Pets suffering from an omega 3 fatty acid deficiency are at particular risk of developing hot spots as the brittle hair breaks away easily, revealing dry flaky skin which provides little protection against invading bacteria. Most modern commercial diets are deficient in omega 3 fatty acids therefore transitioning to a raw, species appropriate diet is highly recommended [2]. Supplementing with an omega 3 supplement such as flaxseed or fish oil to address the deficiency is recommended which may take up to 2-3 weeks to rectify, while supplementing with oils and appropriate Vitamin E supplement should also be provided to protect the pet against the oil becoming rancid within their body. It may also be useful to provide the pet with a probiotic such as natural Greek yoghurt daily for 2 weeks to support gut health following any course of antibiotics [3].

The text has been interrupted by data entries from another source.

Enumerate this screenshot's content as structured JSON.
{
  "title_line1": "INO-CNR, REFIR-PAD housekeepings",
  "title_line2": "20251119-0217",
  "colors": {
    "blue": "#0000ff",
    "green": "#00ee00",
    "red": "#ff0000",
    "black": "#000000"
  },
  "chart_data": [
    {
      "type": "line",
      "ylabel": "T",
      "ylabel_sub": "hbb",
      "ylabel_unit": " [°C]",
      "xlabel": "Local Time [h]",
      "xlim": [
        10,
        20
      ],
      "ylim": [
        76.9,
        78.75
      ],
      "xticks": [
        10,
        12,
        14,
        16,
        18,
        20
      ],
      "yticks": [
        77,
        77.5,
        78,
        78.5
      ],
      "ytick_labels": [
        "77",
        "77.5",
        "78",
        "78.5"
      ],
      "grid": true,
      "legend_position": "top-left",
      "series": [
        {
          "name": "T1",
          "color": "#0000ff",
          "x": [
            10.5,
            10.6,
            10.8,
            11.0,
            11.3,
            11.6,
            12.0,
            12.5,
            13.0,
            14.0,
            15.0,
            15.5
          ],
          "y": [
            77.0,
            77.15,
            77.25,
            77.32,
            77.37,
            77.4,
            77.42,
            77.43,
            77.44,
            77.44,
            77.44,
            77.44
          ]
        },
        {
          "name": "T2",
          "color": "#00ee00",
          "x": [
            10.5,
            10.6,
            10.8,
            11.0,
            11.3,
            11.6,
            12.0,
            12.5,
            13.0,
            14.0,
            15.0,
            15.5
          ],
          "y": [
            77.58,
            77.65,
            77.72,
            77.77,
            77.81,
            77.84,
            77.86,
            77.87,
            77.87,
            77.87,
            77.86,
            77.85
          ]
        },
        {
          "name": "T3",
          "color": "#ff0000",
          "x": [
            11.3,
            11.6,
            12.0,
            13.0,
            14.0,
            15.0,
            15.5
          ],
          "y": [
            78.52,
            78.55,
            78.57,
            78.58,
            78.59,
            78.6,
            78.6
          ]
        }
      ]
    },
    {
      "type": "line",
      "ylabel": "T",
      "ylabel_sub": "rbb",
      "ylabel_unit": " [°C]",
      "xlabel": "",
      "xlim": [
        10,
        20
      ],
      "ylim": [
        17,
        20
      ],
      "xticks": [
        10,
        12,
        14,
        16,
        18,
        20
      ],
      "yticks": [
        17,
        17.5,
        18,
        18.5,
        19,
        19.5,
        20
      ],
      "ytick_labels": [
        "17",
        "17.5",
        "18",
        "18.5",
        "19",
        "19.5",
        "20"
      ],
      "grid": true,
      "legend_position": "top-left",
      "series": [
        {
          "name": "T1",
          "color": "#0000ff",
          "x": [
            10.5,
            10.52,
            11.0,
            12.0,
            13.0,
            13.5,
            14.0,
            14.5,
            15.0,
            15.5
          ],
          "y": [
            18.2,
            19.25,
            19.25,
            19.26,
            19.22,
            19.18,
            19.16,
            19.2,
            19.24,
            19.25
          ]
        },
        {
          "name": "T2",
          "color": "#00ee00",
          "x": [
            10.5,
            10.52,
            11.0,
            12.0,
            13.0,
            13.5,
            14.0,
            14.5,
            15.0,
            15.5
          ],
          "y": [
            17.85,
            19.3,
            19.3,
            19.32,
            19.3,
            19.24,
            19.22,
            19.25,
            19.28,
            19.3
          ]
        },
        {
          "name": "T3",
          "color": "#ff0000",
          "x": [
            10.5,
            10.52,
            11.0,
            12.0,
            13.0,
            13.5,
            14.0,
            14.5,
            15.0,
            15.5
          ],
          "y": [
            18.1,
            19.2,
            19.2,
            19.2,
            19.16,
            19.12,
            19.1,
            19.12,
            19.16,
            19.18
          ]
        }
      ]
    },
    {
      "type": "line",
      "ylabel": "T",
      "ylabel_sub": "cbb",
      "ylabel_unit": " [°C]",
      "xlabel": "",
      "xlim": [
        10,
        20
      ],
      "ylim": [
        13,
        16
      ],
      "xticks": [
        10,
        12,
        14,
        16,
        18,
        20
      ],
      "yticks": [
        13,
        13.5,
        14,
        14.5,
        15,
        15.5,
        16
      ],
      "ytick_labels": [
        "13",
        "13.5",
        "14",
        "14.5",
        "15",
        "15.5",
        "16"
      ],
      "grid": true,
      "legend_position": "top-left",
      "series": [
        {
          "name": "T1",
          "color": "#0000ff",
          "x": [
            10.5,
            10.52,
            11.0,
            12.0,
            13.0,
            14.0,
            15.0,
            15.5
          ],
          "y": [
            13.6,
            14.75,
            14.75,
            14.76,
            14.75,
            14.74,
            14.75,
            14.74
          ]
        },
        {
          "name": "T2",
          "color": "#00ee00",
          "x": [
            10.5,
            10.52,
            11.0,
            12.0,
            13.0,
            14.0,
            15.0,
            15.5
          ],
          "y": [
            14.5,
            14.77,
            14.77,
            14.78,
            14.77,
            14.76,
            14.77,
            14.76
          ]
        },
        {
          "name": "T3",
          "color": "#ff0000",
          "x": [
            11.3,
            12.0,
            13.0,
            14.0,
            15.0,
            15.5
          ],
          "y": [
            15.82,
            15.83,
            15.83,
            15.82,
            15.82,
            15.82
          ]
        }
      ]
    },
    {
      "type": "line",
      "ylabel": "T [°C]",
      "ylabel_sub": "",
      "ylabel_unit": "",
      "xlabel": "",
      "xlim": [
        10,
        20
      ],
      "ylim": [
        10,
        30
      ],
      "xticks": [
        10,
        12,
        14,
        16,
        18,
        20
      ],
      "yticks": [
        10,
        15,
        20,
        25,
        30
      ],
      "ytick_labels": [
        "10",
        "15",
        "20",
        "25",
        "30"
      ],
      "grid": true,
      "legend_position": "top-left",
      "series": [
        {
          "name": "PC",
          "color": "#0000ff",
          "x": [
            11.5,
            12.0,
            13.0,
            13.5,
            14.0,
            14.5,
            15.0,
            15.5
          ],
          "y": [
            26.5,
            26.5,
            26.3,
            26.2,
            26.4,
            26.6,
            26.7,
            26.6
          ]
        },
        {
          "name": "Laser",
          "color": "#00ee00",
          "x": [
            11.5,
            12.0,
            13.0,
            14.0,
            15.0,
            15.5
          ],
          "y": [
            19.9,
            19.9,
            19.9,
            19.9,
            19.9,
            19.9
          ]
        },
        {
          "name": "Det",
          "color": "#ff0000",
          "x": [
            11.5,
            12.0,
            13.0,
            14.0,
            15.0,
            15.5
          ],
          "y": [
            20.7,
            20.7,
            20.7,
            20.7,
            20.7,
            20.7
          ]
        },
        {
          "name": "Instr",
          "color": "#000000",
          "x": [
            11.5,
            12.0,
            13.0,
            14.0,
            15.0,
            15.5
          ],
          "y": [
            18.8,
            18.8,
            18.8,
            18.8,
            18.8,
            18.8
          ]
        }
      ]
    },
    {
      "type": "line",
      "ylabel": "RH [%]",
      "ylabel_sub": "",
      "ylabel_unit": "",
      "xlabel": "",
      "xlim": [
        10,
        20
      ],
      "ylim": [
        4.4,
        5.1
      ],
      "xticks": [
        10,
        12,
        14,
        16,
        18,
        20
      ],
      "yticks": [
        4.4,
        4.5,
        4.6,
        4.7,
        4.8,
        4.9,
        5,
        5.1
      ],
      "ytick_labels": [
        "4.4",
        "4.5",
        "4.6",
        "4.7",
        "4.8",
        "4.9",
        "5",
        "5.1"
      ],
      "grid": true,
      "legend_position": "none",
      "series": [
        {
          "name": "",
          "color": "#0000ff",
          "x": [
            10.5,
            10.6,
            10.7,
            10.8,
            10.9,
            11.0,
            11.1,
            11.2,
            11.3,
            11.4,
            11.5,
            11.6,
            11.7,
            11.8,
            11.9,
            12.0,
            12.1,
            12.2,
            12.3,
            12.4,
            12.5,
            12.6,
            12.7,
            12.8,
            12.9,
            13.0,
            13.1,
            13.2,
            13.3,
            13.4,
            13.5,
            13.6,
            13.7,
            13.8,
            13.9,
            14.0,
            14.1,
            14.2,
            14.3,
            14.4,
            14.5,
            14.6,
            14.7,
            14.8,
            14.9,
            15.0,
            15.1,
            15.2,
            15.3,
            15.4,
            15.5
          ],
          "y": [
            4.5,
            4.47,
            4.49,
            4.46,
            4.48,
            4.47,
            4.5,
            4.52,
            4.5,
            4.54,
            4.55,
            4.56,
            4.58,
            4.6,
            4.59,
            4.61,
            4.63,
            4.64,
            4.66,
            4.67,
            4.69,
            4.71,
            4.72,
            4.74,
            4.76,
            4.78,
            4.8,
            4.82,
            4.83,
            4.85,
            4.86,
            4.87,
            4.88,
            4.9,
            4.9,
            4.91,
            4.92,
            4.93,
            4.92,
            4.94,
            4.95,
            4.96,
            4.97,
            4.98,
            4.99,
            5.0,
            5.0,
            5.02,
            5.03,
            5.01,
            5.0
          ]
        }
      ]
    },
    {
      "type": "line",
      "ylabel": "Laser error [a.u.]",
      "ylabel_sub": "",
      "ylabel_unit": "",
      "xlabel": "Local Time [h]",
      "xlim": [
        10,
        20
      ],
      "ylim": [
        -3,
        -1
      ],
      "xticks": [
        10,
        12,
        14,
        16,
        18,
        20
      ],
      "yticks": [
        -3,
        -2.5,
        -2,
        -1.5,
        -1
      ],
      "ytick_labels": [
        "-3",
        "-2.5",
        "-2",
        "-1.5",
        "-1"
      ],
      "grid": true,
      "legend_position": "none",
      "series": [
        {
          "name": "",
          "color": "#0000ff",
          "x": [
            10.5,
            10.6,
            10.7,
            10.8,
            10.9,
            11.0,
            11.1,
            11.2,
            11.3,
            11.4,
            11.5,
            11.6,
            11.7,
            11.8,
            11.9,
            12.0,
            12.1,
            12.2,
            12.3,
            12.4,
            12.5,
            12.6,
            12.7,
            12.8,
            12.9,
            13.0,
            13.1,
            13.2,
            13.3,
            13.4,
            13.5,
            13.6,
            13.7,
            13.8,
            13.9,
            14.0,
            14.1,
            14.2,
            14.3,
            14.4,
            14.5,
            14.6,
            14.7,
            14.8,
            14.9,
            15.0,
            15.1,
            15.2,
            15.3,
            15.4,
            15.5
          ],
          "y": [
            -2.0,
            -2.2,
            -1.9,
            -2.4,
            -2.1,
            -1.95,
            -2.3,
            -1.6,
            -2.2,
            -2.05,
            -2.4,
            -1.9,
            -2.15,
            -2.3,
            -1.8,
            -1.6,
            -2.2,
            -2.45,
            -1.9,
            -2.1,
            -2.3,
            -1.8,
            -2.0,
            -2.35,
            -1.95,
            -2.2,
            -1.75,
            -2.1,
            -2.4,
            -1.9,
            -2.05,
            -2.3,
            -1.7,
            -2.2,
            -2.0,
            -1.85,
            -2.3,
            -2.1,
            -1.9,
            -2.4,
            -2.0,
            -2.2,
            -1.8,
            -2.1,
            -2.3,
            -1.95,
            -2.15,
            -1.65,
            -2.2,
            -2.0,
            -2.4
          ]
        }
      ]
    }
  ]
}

There are a few additional considerations when formulating a raw diet for a pet suffering from hotspots. As with any allergy suffering pet the diet should be based on a meat source least likely to trigger an allergic response, provided the pet is not sensitive to fish products, salmon or mackerel should form a reasonable component of the diet as an excellent source of omega 3 fatty acids. To provide additional support to the immune system supplementing with vitamin C can also be useful [3]. Among the items to exclude from the diet are all fruits and any items which naturally produce heat within the body such as capsicums.



Sources

[1] Hill, F. W. 1991. Skin Disorders. In D. R. Lane, Jones's Animal Nursing, 5th ed. Oxford, England: Pergamon Press. [2] Billinghurst, I. 1993. Give Your Dog a Bone. Bathurst, New South Wales: Warrigal Publishing. [3] Syme, B. 2011. Scientific Guide to Natural Nutrition. Southbank, Australia: Vets All Natural Pty Ltd.